I’ve been thinking a lot lately about my friend Stan. He was both a gentleman and a gentle man, who always had a smile, and a joke, and, more importantly, a kind word for everyone he met. He was born and raised on Prince Edward Island, Canada. He was a fiddle player it that old PEI style that is gone now. All the players have passed away and no one has taken up the torch. These were fiddlers who seldom recorded, almost never played outside of their own little community, in fact many of them never played for others outside their own kitchens. Stan was not a great violinist, but played with passion and enthusiasm, which is way more important to me that technical prowess. He took such joy in the music that, when his bow touched the strings, you couldn’t help but feel that same joy welling up inside your own chest.
This is normally where I would post a picture, but my files and photos from those days are in such disarray that it would take me hours to find one. If you close your eyes for a moment and try to picture the man I just described, you know what he looked like. That was Stan.
In the late thirties, he and his wife moved to Maine where they ran a little camp ground. When World War II broke out, he could have waited to be drafted into the Canadian Army, but that was not Stan’s way. He joined the US Army and volunteered for the Tank Corps. After training he ended up serving in Europe.
By December of 1944 he was involved in the Battle of the Bulge. The Allied Force were trying to stop a major Nazi offensive, and were out manned and out gunned in every way. When the tank he was in was hit and disabled, with only his side arm, he fought his way to another tank that had lost a man. They pulled the body out and Stan took his place. When that tank was likewise struck and disabled, with ammunition taken from the dead soldier, he fought his way to yet another tank and replaced a dead crewman there. That third tank took a major bomb hit and was destroyed. When they were finally able to rescue Stan, the lower half of both his legs were left behind in the wreckage.
He invalided in Europe and was sent home to Maine. Life in a wheelchair was not for Stan so he learned to walk with two prosthetic legs and the aid of a pair of canes, the kind that, if you are old enough, you might remember seeing people with polio use. I know that he was pain for the rest of his life, but he never showed it. The only time I ever saw him grimace was when he thought no one could see. He moved to Massachusetts, which was how I knew him.
Sadly this man, this hero, this liberator who helped save the world from Nazi terror and oppression, died of a heart attack in the dentist chair at a VA center. This was years before we knew fully of the shoddy care afforded to our veterans by the VA.

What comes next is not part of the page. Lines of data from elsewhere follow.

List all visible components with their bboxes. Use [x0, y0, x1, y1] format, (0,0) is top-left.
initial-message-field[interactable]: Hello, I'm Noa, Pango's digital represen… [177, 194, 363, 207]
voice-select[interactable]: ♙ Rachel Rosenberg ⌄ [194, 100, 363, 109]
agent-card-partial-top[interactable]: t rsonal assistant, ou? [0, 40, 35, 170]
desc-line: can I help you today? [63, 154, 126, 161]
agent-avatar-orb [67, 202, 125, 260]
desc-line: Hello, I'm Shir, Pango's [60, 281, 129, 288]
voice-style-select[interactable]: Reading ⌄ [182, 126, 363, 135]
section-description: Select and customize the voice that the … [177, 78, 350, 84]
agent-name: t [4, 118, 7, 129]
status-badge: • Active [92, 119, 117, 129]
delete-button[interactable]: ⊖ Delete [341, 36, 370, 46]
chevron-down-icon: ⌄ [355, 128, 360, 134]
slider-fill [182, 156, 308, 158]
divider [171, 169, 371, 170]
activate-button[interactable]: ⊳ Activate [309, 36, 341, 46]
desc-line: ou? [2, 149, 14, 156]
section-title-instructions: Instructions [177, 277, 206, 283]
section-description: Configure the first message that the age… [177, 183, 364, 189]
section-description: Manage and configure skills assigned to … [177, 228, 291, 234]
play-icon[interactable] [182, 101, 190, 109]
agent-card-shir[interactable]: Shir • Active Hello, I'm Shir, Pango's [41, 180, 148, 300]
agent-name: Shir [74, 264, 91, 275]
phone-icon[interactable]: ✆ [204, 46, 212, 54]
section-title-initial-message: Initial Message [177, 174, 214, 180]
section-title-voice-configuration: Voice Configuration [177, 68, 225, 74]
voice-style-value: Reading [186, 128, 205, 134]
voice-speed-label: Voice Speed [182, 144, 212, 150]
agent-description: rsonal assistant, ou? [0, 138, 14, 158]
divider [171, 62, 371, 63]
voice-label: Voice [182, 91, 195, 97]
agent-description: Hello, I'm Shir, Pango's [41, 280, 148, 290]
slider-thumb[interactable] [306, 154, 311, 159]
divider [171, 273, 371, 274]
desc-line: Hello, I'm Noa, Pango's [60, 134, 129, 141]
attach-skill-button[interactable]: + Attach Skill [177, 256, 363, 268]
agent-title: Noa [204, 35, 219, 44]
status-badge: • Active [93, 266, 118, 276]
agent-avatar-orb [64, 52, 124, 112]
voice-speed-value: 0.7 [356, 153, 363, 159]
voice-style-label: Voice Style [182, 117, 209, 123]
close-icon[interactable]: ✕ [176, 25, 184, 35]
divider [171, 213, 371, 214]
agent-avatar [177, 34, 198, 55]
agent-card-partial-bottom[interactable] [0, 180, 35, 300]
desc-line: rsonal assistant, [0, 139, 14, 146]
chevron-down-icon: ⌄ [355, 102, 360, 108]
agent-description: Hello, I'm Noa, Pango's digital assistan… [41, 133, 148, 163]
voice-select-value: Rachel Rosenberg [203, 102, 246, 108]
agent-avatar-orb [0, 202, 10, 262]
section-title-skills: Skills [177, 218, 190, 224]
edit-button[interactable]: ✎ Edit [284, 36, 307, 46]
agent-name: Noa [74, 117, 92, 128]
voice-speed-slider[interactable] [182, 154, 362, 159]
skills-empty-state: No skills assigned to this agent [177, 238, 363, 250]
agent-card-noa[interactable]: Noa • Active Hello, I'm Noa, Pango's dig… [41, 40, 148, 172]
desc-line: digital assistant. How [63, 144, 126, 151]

The reason I’ve been thinking of Stan lately is because I’ve been trying to figure out what I would say to him, if I could talk to him one more time. What I would tell him about what’s become of our country on our watch. I still don’t know.

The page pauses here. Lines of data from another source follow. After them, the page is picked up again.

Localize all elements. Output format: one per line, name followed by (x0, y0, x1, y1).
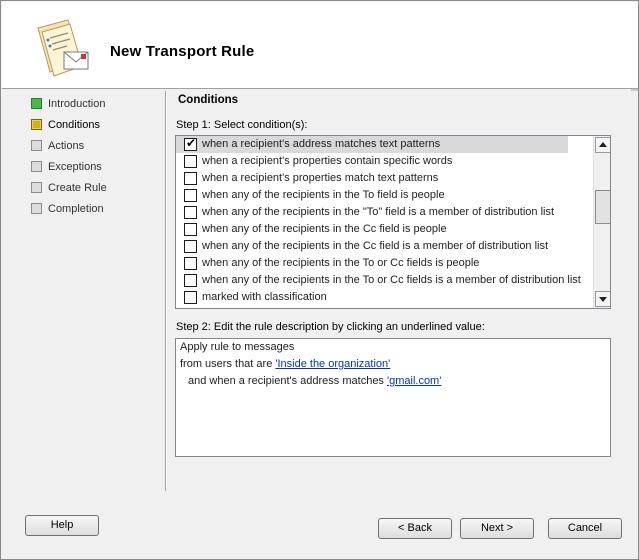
scroll-down-button[interactable] (595, 291, 610, 307)
checkmark-icon: ✔ (186, 136, 197, 150)
conditions-list[interactable]: ✔ when a recipient's address matches tex… (175, 135, 611, 309)
help-button[interactable]: Help (25, 515, 99, 536)
scroll-up-button[interactable] (595, 137, 610, 153)
nav-item-introduction: Introduction (31, 97, 107, 118)
condition-checkbox[interactable] (184, 240, 197, 253)
step-complete-icon (31, 98, 42, 109)
step1-label: Step 1: Select condition(s): (176, 119, 308, 131)
condition-row[interactable]: when any of the recipients in the Cc fie… (176, 221, 568, 238)
description-line: and when a recipient's address matches '… (188, 375, 441, 387)
step-pending-icon (31, 182, 42, 193)
scroll-thumb[interactable] (595, 190, 610, 224)
condition-label: when any of the recipients in the To fie… (202, 189, 445, 201)
condition-checkbox[interactable] (184, 189, 197, 202)
nav-item-conditions: Conditions (31, 118, 107, 139)
condition-checkbox[interactable] (184, 291, 197, 304)
step-pending-icon (31, 140, 42, 151)
description-text: and when a recipient's address matches (188, 375, 387, 387)
step2-label: Step 2: Edit the rule description by cli… (176, 321, 485, 333)
nav-item-actions: Actions (31, 139, 107, 160)
page-title: New Transport Rule (110, 43, 255, 60)
condition-label: when any of the recipients in the Cc fie… (202, 223, 447, 235)
condition-label: when any of the recipients in the To or … (202, 274, 581, 286)
cancel-button[interactable]: Cancel (548, 518, 622, 539)
condition-row[interactable]: when a recipient's properties contain sp… (176, 153, 568, 170)
step-pending-icon (31, 203, 42, 214)
nav-item-label: Exceptions (48, 161, 102, 173)
condition-row[interactable]: when any of the recipients in the "To" f… (176, 204, 568, 221)
condition-row[interactable]: marked with classification (176, 289, 568, 306)
condition-label: when any of the recipients in the To or … (202, 257, 480, 269)
nav-item-exceptions: Exceptions (31, 160, 107, 181)
condition-label: when any of the recipients in the Cc fie… (202, 240, 549, 252)
condition-checkbox[interactable] (184, 155, 197, 168)
condition-checkbox[interactable] (184, 257, 197, 270)
nav-item-label: Introduction (48, 98, 106, 110)
step-pending-icon (31, 161, 42, 172)
condition-label: marked with classification (202, 291, 327, 303)
wizard-header: New Transport Rule (2, 2, 638, 88)
condition-label: when any of the recipients in the "To" f… (202, 206, 555, 218)
condition-row[interactable]: when any of the recipients in the To or … (176, 255, 568, 272)
transport-rule-icon (37, 19, 89, 77)
description-line: Apply rule to messages (180, 341, 295, 353)
step-current-icon (31, 119, 42, 130)
header-divider (2, 88, 638, 89)
nav-item-label: Conditions (48, 119, 100, 131)
condition-row[interactable]: when a recipient's properties match text… (176, 170, 568, 187)
condition-checkbox[interactable] (184, 274, 197, 287)
section-title: Conditions (178, 94, 239, 106)
condition-row[interactable]: when any of the recipients in the To or … (176, 272, 581, 289)
arrow-down-icon (599, 297, 607, 302)
condition-row[interactable]: when any of the recipients in the To fie… (176, 187, 568, 204)
back-button[interactable]: < Back (378, 518, 452, 539)
condition-label: when a recipient's properties match text… (202, 172, 439, 184)
nav-item-label: Completion (48, 203, 104, 215)
condition-row[interactable]: when any of the recipients in the Cc fie… (176, 238, 568, 255)
wizard-steps-nav: Introduction Conditions Actions Exceptio… (31, 97, 107, 223)
condition-row[interactable]: ✔ when a recipient's address matches tex… (176, 136, 568, 153)
next-button[interactable]: Next > (460, 518, 534, 539)
condition-label: when a recipient's properties contain sp… (202, 155, 453, 167)
description-text: from users that are (180, 358, 276, 370)
condition-checkbox[interactable]: ✔ (184, 136, 197, 151)
nav-item-completion: Completion (31, 202, 107, 223)
conditions-scrollbar[interactable] (593, 136, 610, 308)
condition-checkbox[interactable] (184, 206, 197, 219)
arrow-up-icon (599, 142, 607, 147)
condition-checkbox[interactable] (184, 223, 197, 236)
address-pattern-link[interactable]: 'gmail.com' (387, 375, 441, 387)
wizard-window: New Transport Rule Introduction Conditio… (0, 0, 639, 560)
nav-item-label: Actions (48, 140, 85, 152)
sender-scope-link[interactable]: 'Inside the organization' (275, 358, 390, 370)
rule-description-box: Apply rule to messages from users that a… (175, 338, 611, 457)
nav-divider (165, 91, 167, 491)
condition-checkbox[interactable] (184, 172, 197, 185)
description-line: from users that are 'Inside the organiza… (180, 358, 390, 370)
condition-label: when a recipient's address matches text … (202, 138, 441, 150)
nav-item-create-rule: Create Rule (31, 181, 107, 202)
nav-item-label: Create Rule (48, 182, 107, 194)
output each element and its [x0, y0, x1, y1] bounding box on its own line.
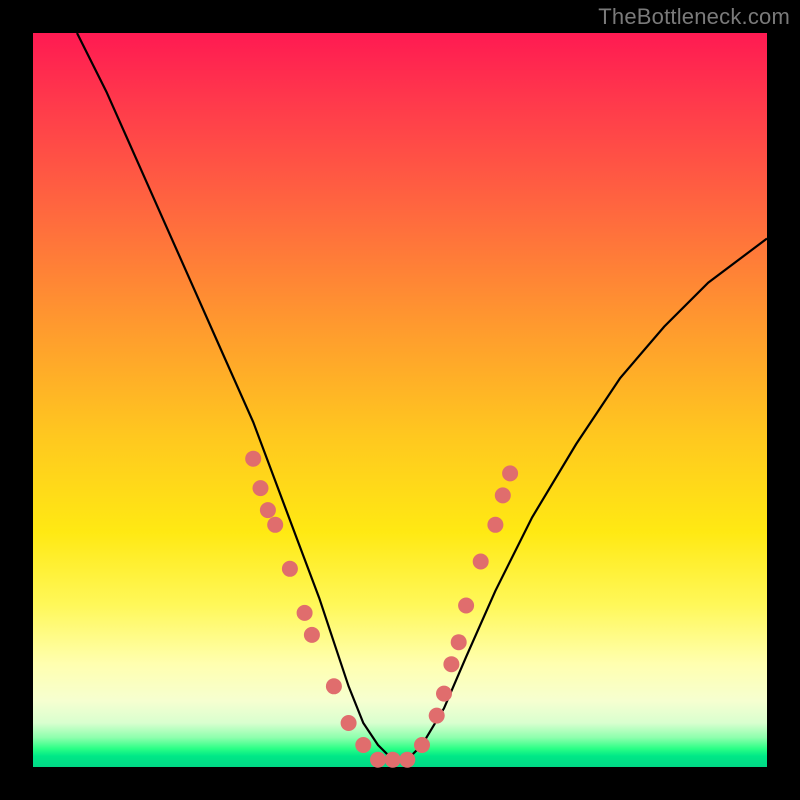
data-marker [267, 517, 283, 533]
chart-frame: TheBottleneck.com [0, 0, 800, 800]
data-marker [253, 480, 269, 496]
data-marker [414, 737, 430, 753]
data-marker [355, 737, 371, 753]
data-marker [304, 627, 320, 643]
data-marker [385, 752, 401, 768]
data-marker [341, 715, 357, 731]
data-marker [399, 752, 415, 768]
curve-svg [33, 33, 767, 767]
watermark-text: TheBottleneck.com [598, 4, 790, 30]
data-marker [436, 686, 452, 702]
data-marker [297, 605, 313, 621]
data-marker [451, 634, 467, 650]
data-marker [443, 656, 459, 672]
marker-group [245, 451, 518, 768]
data-marker [260, 502, 276, 518]
data-marker [473, 554, 489, 570]
plot-area [33, 33, 767, 767]
data-marker [429, 708, 445, 724]
data-marker [370, 752, 386, 768]
data-marker [495, 487, 511, 503]
bottleneck-curve [77, 33, 767, 760]
data-marker [282, 561, 298, 577]
data-marker [326, 678, 342, 694]
data-marker [502, 465, 518, 481]
data-marker [245, 451, 261, 467]
data-marker [487, 517, 503, 533]
data-marker [458, 598, 474, 614]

I’m pretty sure I know what Stan would say. “You can’t let the Fascists win. If they blow up your tank, find another tank and fight on!”
I miss you Stan.
I’m posting this song “Prince Edward Island is Heaven to Me” in Stan’s memory. It meant a lot to both of us, he and I. He heard Hal Lone Pine sing it on the radio in Maine while he was convalescing, and it took him back to PEI for a few minutes. I saw Hal sing it at the Del-Sego Drive-In when I was five or six. I remember thinking at the time that I was going to go there some day, and, of course, I did. If I’m wrong about this religion thing, and if, after I die, through some theological loophole, I am allowed into heaven, if it’s just like PEI, I’ll be satisfied. Buddy, this one’s for you.